Ein faszinierend vielseitiges Handwerk – Innung sprach Metallbauer aus Krefeld und dem Kreis Viersen los

23 junge Metallbauer, darunter eine Frau, feierten den erfolgreichen Abschluss ihrer Ausbildung. Obermeister Leo Jürgens von der Innung für das Metallhandwerk Krefeld und den Kreis Viersen erhob sie in Willich offiziell in den Gesellenstand.

Region – Eine Skulptur für den Garten – davon hatte Jan-Philip Kranzuschs Großmutter schon lange gesprochen. Das brachte ihren 21-jährigen Enkel auf eine Idee: Er baute der Oma, die leidenschaftlich gerne Golf spielt, einen Golfer aus Metall. Die 1,60 Meter hohe Figur schenkte er ihr zu Weihnachten.

Den Umgang mit Metall hat der Kempener von der Pike auf gelernt: Er machte seine Ausbildung zum Metallbauer bei der Alfons Selzer GmbH. Fasziniert ist Jan-Philip Kranzusch von der Vielseitigkeit in diesem Handwerk: „Es fängt beim kleinsten Teil an, das auf den hundertstel Millimeter genau gefertigt ist, und reicht bis zur größten Autobahnbrücke“, sagt er. Und es sei toll, dass man eigene Ideen umsetzen könne. Wie die Golfer-Skulptur oder eine Liegebank aus Metall und Holz, die er ebenfalls gefertigt hat. Die Gesellenprüfung legte Kranzusch als Jahresbester ab. Inzwischen studiert er Wirtschaftsingenieurwesen an der Hochschule Niederrhein.

Perspektiven im Handwerk: Die jungen Metallbauer feierten ihre Lossprechung mit der Innung für das Metallhandwerk Krefeld und den Kreis Viersen. Foto: Kreishandwerkerschaft

Ihm und den 22 weiteren Gesellen gratulierte die Krefelder Bürgermeisterin Karin Meincke, die in ihrer Festrede während der Lossprechungsfeier in der Gaststätte Schmitz-Mönk den Titel des Songs „Smells like teen spirit“ von Nirvana aufgriff. Die darin beschriebene Aufbruchstimmung sei auch unter den jungen Handwerkern zu spüren: „Heute beginnt etwas ganz Neues, der Start in ein sehr vielversprechendes berufliches Leben“, sagte Meincke. Klar äußerte sie sich zu der Frage „Studium oder Ausbildung“: „Wenn heute jemand vor dieser Wahl stünde, dann würde ich mehr denn je der Ausbildung den Vorzug geben. Und dann den Weg zum Gesellen und zum Meister aufzeigen“, erklärte die Bürgermeisterin. Abgesehen von der Pflege sei das Handwerk der Bereich, in dem sie die besten Perspektiven sehe, fügte Meincke hinzu.

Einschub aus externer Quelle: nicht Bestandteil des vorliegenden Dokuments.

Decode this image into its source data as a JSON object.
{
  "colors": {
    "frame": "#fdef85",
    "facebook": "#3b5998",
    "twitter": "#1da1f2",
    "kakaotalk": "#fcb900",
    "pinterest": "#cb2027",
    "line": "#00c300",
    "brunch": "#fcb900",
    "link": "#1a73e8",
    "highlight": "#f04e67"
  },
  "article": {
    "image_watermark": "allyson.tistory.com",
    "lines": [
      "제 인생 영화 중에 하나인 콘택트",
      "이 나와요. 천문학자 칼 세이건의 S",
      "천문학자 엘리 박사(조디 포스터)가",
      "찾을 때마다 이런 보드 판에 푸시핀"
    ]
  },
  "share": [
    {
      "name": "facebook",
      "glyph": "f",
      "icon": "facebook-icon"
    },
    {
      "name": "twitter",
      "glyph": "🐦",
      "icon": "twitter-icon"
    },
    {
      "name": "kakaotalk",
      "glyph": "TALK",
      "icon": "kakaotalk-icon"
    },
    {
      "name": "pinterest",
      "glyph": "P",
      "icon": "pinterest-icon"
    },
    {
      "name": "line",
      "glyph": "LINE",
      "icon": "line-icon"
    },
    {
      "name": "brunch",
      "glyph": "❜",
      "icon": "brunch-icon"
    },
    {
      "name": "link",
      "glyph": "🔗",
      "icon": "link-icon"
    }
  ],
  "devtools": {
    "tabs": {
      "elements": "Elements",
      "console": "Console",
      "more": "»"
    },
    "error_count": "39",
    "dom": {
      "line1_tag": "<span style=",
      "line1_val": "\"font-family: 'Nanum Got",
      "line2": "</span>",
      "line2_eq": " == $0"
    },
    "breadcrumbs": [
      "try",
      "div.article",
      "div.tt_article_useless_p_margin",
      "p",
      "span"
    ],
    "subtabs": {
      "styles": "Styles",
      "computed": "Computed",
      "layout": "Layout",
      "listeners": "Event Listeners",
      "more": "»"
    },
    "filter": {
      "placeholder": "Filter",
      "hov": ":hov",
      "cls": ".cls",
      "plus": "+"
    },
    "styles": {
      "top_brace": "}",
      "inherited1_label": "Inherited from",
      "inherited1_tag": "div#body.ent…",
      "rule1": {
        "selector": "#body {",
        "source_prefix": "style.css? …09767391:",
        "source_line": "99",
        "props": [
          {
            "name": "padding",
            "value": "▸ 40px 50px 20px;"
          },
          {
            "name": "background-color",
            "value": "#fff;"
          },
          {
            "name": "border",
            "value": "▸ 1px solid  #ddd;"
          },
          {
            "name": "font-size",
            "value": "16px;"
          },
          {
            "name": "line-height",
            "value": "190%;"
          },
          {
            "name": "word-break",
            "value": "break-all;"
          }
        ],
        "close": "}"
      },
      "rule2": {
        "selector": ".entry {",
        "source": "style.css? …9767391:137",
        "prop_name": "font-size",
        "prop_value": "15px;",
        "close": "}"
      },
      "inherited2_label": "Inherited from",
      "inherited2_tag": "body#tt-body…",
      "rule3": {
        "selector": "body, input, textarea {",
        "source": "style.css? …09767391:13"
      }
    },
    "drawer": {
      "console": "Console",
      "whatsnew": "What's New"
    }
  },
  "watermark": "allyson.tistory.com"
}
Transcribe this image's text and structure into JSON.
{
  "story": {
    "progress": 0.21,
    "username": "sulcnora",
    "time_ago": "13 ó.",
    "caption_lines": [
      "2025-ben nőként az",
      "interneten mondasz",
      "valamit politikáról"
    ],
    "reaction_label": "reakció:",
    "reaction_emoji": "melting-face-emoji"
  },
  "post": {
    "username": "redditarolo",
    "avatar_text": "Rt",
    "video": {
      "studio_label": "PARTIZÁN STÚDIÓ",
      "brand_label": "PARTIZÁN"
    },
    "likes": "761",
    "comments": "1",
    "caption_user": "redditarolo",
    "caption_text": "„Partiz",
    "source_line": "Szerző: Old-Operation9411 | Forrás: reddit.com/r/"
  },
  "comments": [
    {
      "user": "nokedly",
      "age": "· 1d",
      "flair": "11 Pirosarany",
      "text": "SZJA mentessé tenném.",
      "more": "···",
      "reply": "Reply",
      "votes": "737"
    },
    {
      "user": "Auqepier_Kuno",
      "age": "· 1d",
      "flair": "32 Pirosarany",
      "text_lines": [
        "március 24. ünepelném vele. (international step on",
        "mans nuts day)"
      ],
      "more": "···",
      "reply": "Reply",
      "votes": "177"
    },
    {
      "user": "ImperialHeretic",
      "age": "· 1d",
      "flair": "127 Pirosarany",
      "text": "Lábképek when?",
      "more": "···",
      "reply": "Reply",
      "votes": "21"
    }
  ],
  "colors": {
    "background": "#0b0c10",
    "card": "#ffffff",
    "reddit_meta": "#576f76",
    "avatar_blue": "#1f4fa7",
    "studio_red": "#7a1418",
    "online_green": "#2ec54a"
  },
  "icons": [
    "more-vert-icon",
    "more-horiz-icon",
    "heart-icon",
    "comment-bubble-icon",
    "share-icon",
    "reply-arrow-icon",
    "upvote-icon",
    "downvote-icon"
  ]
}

Das würde Fabienne Muthofer vermutlich sofort unterschreiben. Die Viersenerin ist die einzige Frau unter den 23 neuen Gesellen. „Eigentlich wollte ich Kfz-Mechatronikerin werden, aber dann hat mir der Metallbau so gut gefallen, dass ich mich für dieses Handwerk entschieden habe“, erzählt die 21-Jährige, die bei der Hans Hankmann GmbH in Nettetal ihren Beruf erlernte. „Es macht wahnsinnig viel Spaß, mit dem Material zu arbeiten“, betont die Metallbauerin. Demnächst will sie sich selbstständig machen und zusammen mit einem Tischler Möbel aus Holz und Metall fertigen. Und für 2021 steht die Meisterschule an.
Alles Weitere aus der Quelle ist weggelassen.